Mais l'administration a besoin d'informations factuelles abondantes,
puisées sur le terrain. Ici le lieutenant Moreau s'est plutôt "évadé" dans une
grande spéculation "géopolitique" qui déborde très largement le terrain
soudanais. L'"explication par l'Asie" n'a sans doute pas dû convaincre ses
supérieurs.
Le travail magistral qui fera autorité sur le Soudan viendra un peu plus
tard, sous la plume d'un administrateur civil, Maurice Delafosse. Il s'agit de
Haut-Sénégal-Niger (autre nom du Soudan français à cette époque), 2 tomes, publié en 1912.
Le gouverneur général Clozel écrit, dans la préface de cet ouvrage : " Lorsque
j'ai pris possession du Gouvernement du Haut-Sénégal-Niger au mois de mai 1908,
parmi les documents que j'ai eu à consulter pour étudier la Colonie nouvelle
dont j'étais chargé, figuraient des monographies de cercles établies par ordre
de mon prédécesseur en 1903. Ces travaux, généralement intéressants, ne
correspondaient cependant plus à la réalité.
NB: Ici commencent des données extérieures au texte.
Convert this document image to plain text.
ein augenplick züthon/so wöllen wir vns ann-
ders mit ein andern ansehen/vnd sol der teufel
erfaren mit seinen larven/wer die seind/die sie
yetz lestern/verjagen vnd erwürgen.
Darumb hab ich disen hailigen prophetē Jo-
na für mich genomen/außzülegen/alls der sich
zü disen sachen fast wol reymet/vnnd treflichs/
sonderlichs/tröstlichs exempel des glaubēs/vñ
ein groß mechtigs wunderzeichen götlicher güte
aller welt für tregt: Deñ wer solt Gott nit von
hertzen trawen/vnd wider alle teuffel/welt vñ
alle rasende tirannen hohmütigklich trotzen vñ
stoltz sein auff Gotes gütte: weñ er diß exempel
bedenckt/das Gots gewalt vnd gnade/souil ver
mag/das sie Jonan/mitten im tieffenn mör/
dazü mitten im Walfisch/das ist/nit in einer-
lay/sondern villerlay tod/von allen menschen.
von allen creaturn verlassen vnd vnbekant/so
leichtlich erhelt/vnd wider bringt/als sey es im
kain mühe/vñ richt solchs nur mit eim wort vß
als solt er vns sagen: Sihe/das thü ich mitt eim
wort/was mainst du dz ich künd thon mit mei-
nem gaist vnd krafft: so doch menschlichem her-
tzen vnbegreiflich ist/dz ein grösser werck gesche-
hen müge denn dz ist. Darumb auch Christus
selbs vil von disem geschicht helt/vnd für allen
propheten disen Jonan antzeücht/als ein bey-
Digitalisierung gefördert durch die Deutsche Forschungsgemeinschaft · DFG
Les documents de ce genre
vieillissent vite dans une colonie aussi jeune et aussi vivante que le Soudan…
". C'est dans ces conditions qu'il fut fait appel à une nouvelle vague de
monographies et d'études dont Delafosse réalisa la synthèse - ce même Delafosse
qui avait lui-même écrit, en 1901, alors qu'il avait 31 ans, un article imprimé
intitulé " Sur les traces probables de civilisation égyptienne et d'hommes de
race blanche à la Côte d'Ivoire ". Ainsi, le lieutenant Moreau est-il à tous
égards un précurseur et un pionnier.